Deux œuvres de classe n'ont pas eu la diffusion méritée : le Journal d'une schizophrène, de Nelo Risi, et Fuoco, de G. V. Baldi. Un coin tranquille à la campagne demeurera dans l'œuvre d'Elio Pétri une réalisation mineure si on la compare au superbe Enquête sur un citoyen au-dessus de tout soupçon, vainqueur à Cannes du Prix spécial du jury.

Le film la Bataille d'Alger, de Gillo Pontecorvo, coproduction italo-algérienne tournée en 1960 (Grand prix du festival de Venise) qui devait être programmé en juin à Paris s'est vu in extremis retiré de l'affiche. Devant les protestations — et les menaces — de quelques Associations d'anciens combattants et de rapatriés d'Afrique du Nord et de divers mouvements d'extrême droite, la compagnie Universal a préféré remettre sine die les projections du film pour éviter tout incident. On peut néanmoins s'étonner qu'après avoir reçu le feu vert du gouvernement un film (dont l'objectivité ne fait aucun doute pour ceux qui ont pu le juger sans parti pris) soit retiré de l'affiche. Un précédent fâcheux.

Scandinavie

Une saison qui aurait été assez terne pour les Scandinaves si le grand Bergman, toujours lui, n'était venu une fois de plus imposer son talent. Présentée hors compétition au Festival de Cannes, Une passion a, phénomène rarissime, enthousiasmé une critique unanime. Utilisant pour la seconde fois la couleur comme élément dramatique, Bergman a réussi l'un de ses films les plus fascinants. Le dépouillement frise maintenant l'austérité ; le message, si message il y a, est toujours aussi désespéré, mais ces personnages coupés du monde (le film se passe à nouveau dans une île), qui se cherchent et se déchirent, forment à eux seuls matière au film le plus poignant de cette saison cinématographique.

URSS

Les films soviétiques se font de plus en plus rares sur les écrans français. Mais la sortie d'un Andrei Roublev nous console amplement de l'adaptation poussiéreuse du nième chef-d'œuvre de la littérature classique russe ou de la biographie résolument réaliste-socialiste de quelque tankiste héroïque.

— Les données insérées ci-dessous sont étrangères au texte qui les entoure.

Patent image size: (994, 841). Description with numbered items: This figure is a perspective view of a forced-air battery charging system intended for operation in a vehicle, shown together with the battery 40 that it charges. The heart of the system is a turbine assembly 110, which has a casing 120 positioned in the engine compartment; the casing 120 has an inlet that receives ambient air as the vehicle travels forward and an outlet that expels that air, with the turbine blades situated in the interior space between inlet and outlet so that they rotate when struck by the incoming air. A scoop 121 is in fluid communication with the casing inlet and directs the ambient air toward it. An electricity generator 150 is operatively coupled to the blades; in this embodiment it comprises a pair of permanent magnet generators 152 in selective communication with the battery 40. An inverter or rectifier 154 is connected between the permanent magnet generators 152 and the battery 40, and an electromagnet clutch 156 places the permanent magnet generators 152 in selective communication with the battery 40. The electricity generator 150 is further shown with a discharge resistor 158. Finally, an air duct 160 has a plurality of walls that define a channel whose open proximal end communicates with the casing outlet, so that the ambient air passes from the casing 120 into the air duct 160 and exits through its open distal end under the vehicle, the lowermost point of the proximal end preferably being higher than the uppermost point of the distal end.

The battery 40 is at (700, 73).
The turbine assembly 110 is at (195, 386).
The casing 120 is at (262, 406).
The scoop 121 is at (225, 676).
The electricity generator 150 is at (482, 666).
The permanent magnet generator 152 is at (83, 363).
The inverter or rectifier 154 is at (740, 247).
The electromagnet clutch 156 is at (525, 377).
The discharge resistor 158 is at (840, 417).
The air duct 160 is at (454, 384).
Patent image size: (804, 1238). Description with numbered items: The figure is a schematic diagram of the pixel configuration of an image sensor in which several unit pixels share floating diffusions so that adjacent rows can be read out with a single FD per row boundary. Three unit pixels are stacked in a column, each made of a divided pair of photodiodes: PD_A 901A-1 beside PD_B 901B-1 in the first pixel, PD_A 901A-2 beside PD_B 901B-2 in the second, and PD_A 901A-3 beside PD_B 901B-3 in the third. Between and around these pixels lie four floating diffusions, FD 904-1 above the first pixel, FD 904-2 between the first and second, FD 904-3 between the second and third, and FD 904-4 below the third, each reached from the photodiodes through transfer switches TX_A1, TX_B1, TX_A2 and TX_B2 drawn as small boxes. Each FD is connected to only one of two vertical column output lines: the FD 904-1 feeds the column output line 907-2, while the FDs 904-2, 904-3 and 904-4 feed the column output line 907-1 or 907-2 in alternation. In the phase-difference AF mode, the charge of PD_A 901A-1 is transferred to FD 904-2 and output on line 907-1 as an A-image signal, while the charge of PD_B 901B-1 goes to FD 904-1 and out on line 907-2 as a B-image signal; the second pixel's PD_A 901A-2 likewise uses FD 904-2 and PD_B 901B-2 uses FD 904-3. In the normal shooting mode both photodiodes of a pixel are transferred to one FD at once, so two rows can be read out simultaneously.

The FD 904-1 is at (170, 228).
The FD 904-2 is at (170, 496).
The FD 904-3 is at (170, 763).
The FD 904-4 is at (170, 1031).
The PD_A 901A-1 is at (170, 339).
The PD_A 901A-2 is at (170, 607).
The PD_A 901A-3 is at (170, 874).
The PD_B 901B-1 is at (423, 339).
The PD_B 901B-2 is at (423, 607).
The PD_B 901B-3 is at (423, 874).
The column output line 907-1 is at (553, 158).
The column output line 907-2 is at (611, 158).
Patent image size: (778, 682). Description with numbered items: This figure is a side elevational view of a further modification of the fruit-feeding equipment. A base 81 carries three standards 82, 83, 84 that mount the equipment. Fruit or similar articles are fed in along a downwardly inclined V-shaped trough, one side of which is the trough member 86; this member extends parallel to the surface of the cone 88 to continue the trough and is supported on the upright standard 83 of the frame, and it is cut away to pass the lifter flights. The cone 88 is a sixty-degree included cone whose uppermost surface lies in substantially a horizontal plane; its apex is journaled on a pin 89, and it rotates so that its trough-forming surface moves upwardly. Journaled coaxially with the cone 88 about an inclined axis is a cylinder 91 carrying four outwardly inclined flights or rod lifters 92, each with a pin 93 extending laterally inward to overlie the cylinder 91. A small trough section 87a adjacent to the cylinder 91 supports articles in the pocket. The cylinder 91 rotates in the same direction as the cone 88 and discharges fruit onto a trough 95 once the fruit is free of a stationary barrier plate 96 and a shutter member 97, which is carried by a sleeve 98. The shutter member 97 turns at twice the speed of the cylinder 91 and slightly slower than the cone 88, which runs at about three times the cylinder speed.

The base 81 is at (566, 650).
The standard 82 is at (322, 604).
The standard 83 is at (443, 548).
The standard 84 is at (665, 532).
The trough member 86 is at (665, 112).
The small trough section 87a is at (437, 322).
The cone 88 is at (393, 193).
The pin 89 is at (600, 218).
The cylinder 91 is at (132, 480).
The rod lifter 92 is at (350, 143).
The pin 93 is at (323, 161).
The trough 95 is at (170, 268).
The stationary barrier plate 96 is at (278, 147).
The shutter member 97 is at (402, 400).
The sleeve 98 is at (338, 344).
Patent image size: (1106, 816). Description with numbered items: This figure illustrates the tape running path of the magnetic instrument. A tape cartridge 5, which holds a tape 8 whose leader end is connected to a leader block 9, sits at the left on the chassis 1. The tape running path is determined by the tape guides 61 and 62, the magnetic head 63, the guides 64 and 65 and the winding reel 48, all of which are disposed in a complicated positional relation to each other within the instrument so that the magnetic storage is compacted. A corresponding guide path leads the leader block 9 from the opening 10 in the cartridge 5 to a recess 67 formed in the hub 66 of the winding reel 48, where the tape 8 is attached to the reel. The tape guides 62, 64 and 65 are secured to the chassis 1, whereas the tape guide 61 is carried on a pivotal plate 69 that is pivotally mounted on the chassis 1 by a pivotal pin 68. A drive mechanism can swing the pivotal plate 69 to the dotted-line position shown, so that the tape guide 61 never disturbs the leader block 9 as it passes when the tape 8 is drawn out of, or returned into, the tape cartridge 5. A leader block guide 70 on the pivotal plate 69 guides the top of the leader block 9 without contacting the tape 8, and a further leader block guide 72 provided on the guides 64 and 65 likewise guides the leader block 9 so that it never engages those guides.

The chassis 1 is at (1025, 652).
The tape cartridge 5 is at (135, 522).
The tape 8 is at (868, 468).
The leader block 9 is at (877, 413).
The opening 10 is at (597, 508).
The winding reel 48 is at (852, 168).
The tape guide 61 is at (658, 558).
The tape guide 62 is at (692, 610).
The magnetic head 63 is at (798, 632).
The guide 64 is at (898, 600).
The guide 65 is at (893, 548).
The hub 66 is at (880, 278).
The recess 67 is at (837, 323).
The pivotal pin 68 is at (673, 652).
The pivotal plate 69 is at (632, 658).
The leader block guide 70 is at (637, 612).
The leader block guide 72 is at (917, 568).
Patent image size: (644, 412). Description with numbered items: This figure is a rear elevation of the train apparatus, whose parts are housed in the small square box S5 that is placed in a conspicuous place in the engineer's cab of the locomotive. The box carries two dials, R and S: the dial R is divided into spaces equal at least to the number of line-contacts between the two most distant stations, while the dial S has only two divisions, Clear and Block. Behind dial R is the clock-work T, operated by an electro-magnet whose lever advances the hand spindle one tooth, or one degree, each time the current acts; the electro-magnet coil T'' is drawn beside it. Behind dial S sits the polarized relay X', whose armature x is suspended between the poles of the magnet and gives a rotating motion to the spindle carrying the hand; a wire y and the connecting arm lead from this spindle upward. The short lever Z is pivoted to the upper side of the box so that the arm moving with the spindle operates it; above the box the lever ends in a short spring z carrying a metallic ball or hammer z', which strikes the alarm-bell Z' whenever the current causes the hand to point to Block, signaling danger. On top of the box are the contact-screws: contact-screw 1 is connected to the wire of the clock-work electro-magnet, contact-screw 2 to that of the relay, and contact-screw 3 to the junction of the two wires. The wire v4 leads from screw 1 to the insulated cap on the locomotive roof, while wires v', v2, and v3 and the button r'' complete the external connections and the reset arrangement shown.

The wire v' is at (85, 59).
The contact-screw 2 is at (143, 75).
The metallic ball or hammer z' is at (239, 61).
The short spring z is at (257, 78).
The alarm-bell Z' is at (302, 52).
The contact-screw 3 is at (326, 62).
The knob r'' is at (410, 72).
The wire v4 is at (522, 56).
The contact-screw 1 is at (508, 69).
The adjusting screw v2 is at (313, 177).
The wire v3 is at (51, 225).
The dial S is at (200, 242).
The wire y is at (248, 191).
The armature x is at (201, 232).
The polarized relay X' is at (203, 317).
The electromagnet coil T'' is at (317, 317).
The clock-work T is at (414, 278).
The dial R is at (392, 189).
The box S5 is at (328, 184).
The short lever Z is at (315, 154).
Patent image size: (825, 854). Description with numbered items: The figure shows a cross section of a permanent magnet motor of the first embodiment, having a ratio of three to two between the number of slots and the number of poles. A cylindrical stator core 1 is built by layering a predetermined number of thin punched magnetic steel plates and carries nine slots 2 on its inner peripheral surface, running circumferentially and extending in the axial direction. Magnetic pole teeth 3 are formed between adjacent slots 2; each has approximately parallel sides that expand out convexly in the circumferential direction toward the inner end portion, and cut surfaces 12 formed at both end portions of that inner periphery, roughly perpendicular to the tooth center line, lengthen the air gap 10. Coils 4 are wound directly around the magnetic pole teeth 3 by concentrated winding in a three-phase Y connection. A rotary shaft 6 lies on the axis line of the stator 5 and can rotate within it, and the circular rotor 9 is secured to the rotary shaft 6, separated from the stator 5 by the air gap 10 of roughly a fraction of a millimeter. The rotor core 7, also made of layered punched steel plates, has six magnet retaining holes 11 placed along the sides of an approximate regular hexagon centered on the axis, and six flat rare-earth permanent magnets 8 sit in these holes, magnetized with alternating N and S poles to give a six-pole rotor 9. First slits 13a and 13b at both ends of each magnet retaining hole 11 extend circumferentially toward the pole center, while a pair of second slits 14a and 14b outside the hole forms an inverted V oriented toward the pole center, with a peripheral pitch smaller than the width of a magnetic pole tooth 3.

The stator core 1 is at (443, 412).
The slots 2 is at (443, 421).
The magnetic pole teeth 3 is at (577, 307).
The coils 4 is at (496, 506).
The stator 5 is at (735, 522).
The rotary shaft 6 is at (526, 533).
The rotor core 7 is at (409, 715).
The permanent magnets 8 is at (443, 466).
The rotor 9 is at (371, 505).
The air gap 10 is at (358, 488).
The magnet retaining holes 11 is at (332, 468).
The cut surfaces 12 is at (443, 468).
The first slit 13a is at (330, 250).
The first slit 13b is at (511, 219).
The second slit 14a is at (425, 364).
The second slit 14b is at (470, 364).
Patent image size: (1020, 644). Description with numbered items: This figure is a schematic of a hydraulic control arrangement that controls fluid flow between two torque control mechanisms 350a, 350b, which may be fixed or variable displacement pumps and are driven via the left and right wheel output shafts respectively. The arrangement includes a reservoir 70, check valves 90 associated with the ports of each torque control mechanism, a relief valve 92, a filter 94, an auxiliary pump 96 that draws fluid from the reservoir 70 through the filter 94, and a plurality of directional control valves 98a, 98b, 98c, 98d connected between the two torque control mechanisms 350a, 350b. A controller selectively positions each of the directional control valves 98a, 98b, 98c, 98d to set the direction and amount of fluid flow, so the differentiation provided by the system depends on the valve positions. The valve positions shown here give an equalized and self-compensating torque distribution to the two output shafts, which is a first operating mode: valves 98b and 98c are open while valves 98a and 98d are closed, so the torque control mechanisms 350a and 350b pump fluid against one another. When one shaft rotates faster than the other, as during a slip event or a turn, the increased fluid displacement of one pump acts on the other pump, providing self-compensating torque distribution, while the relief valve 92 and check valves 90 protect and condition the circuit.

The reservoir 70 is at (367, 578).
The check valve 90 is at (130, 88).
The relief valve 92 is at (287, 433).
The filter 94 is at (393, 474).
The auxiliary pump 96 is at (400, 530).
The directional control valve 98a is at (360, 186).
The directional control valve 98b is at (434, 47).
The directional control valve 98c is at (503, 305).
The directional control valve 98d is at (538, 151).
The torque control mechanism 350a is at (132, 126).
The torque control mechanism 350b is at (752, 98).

Andrei Tarkovski nous offre sans doute l'œuvre la plus importante depuis Ivan le Terrible : poème lyrique, subtile évocation des rapports qui lient l'artiste au pouvoir politique de son époque, étonnante reconstitution d'un monde médiéval partagé entre la cruauté et la rapacité, Andrei Roublev est aussi un hymne à la beauté, à la poésie, à la recherche individuelle. On comprend que l'évocation de la vie de ce grand peintre d'icônes ait fait grincer quelques dents à Moscou.

Sur un mode mineur, Serghei Youtkhevitch, dans Un amour de Tchekov, a signé une délicate réussite en traduisant parfaitement l'âme tchékovienne grâce à des décors raffinés.

Pays d'Europe centrale

Les cinémas d'Europe centrale cherchent leur second souffle.

Tenue politiquement sous le boisseau, la Tchécoslovaquie ne nous a pas fait connaître les derniers travaux des Menzel, Jires et autres Jakubisko.

De Pologne, un silence qui va peut-être enfin s'interrompre après le succès remporté au Festival de Cannes par le dernier film d'Andrzej Wajda : Paysage après la bataille.

C'est encore la Hongrie qui paraît la plus talentueuse avec le Miklos Jancso de l'année, Ah ! çà ira, et la découverte d'Istvan Gaal, auteur très doué des Faucons. Quant à la Yougoslavie, c'est par l'humour noir et le réalisme sordide qu'elle s'impose grâce à Zivojin Pavlovic (Quand je serai mort et livide).

Amérique latine

Le cinéma en Amérique latine est une arme idéologique et politique. Au Brésil, à Cuba, en Bolivie, en Argentine, une nouvelle génération de cinéastes a remplacé les vieux routiers qui copiaient avec plus ou moins de bonheur Hollywood ou s'embourbaient dans les recettes éprouvées d'un folklore suranné.

Au Brésil, le chef de file du cinéma novo, Glauber Rocha, approfondit, dans Antonio-Das-Mortes, certains thèmes déjà traités dans le Dieu noir et le Diable blond. D'autres Brésiliens viendront bientôt épauler Rocha : Joaquim Pedro de Andrade, auteur d'un désopilant Macunaïma, et Nelson Pereira dos Santos, à l'apogée de son talent dans l'Aliéniste, deux des découvertes majeures du Festival de Cannes, avec le Bolivien J. Sanjines et son Sang du condor.